Mega-ASR cuts word error rate by 30% in complex acoustic environments
New ASR framework achieves 45.69% WER on VOiCES, beating prior best by 8.3 points.
Traditional ASR and large audio-language models struggle in real-world settings due to an "acoustic robustness bottleneck" — they fail under severe, compositional distortions like background noise, reverberation, and overlapping speech. To address this, a team led by Zhifei Xie (Nanyang Technological University and Kunlun Inc.) developed Mega-ASR, a unified framework that combines scalable compound-data construction with a progressive training pipeline. They first built Voices-in-the-Wild-2M, a dataset of 2 million samples covering 7 classic acoustic phenomena (e.g., noise, echo, clipping) and 54 physically plausible compound scenarios (e.g., cafe chatter + train rumble). Then they trained Mega-ASR using Acoustic-to-Semantic Progressive Supervised Fine-Tuning (first focusing on acoustic fidelity, then semantic accuracy) and Dual-Granularity WER-Gated Policy Optimization to directly optimize word error rate.

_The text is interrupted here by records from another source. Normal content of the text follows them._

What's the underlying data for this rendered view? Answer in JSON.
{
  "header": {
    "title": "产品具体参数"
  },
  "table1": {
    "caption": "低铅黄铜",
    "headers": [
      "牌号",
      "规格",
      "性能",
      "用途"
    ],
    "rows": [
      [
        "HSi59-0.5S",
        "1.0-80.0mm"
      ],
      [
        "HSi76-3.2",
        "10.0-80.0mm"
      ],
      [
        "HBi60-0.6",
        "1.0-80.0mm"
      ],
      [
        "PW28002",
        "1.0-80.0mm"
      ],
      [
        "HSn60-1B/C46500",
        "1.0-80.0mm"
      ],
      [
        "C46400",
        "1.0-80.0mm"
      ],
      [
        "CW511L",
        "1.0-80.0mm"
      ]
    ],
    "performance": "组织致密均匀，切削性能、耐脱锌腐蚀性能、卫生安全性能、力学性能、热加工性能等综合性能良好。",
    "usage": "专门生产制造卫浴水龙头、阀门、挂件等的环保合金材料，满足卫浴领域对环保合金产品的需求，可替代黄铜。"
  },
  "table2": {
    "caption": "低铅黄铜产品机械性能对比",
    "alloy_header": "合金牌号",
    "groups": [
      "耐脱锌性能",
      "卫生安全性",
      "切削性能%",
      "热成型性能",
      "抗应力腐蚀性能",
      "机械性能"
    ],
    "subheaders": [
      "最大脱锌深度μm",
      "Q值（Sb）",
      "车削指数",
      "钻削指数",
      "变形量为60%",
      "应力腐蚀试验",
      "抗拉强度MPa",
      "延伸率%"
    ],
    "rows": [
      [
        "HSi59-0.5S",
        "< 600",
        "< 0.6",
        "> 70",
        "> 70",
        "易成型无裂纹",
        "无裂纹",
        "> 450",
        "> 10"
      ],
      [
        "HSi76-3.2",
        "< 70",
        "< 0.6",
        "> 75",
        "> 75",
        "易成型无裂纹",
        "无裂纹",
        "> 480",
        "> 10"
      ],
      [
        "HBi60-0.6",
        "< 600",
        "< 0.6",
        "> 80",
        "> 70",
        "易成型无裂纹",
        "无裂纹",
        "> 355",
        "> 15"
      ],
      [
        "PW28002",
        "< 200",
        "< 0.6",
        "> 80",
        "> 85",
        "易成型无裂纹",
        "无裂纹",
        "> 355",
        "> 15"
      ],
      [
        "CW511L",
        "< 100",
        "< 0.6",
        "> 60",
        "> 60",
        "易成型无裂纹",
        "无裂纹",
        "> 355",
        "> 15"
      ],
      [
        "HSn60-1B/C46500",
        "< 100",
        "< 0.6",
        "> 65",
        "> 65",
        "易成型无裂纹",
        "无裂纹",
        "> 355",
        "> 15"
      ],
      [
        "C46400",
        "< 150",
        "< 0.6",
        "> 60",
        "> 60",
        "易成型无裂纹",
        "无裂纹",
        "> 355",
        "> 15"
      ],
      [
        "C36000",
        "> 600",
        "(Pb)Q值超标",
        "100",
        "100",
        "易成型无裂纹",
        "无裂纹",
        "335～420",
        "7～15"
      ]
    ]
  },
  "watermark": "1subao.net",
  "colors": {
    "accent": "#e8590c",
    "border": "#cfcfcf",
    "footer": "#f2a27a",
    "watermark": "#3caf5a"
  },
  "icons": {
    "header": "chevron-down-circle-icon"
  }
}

Mega-ASR's results are striking. On the VOiCES R4-B-F benchmark (real-world far-field recordings), it achieves 45.69% WER versus the prior best 54.01%. On the NOIZEUS Sta-0 stationary noise test set, it scores 21.49% versus 29.34%. In the most challenging compositional scenarios combining multiple distortions, Mega-ASR delivers over 30% relative WER reduction compared to strong open-source (e.g., Whisper) and closed-source (e.g., Google, Azure) baselines. The researchers plan to release the code, models, and dataset, offering a scalable paradigm for robust in-the-wild speech recognition.
- Voices-in-the-Wild-2M dataset includes 2M samples with 7 acoustic phenomena and 54 compound scenario combinations
- Mega-ASR uses Acoustic-to-Semantic Progressive SFT and Dual-Granularity WER-Gated Policy Optimization
- Outperforms prior state-of-the-art by 8.3 points WER on VOiCES and achieves >30% relative WER reduction on complex scenarios
Why It Matters
Enables reliable speech recognition in noisy, real-world settings like smart homes, industrial floors, or crowded public spaces.